Senada dengan Ary Duarsa, IB Dharmadiaksa juga berseru: “Hari-hariku adalah sajak/ penuh hujan dan gelap/ tapi senyum/ di luka// (Sajak “Aku”). Para penyair didikan Umbu itu seolah mengimani betul petikan sajak Umbu, “Melodia”: “cintalah yang membuat diri betah untuk sesekali bertahan/ karena sajak pun sanggup merangkum duka gelisah kehidupan//.
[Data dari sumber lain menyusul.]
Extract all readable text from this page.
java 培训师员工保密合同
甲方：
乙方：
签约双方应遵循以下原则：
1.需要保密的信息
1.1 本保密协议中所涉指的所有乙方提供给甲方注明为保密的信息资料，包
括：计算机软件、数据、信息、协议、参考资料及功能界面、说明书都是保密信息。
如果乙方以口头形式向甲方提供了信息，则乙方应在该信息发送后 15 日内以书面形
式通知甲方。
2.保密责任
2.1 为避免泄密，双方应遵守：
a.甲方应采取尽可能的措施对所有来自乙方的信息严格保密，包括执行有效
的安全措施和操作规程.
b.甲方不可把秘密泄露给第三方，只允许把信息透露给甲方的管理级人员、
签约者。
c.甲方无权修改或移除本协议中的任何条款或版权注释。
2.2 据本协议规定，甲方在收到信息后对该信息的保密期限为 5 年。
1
Tapi, bagi penyair, memenuhi panggilan puisi tentu tidak cukup. Panggilan puisi harus dilanjutkan dengan “memanggil puisi”. “Memanggil puisi” bukan sekadar menghadirkan daya hidup puisi dalam diri tapi juga menuntaskannya sampai pada puncak keindahan puisi.

Soal “memanggil puisi” ini, menarik lagi membaca pengantar Yoki yang mungkin bisa menjadi cermin bagi penyair yang sedang berjuang. Pada awalnya, segalanya menjelma puisi, produktivitas menjadi sesuatu yang niscaya. Tapi, perlahan mencuat kesadaran tentang pentingnya faktor pembeda dalam berpuisi.

Dalam memenuhi panggilan puisi, Yoki berusaha memancing dengan cara-cara tertentu sebagai eksperimen untuk “memanggil puisi” agar lahir sebagai puisi dengan faktor pembeda tertentu.

Akibatnya, produktivitas terganggu. Selalu tidak mudah, bahkan tidak jarang penyair harus “bersiap kecewa bersedih tanpa kata-kata” (meminjam larik sajak “Di Beranda Ini Angin Tak Kedengaran Lagi” karya Goenawan Muhamad). Namun, persabungan dengan kata dan rasa yang intens terkadang juga bisa menghadirkan sesuatu yang mengejutkan bagi penyair, sehingga upaya “memanggil puisi” menuai hasil.

Untuk bisa “memanggil puisi” yang memiliki faktor pembeda itu, memang penyair mesti bersedia membuat perhitungan dengan menantang hegemoni struktur maupun wacana yang dianggap sudah mapan dalam arena sastra.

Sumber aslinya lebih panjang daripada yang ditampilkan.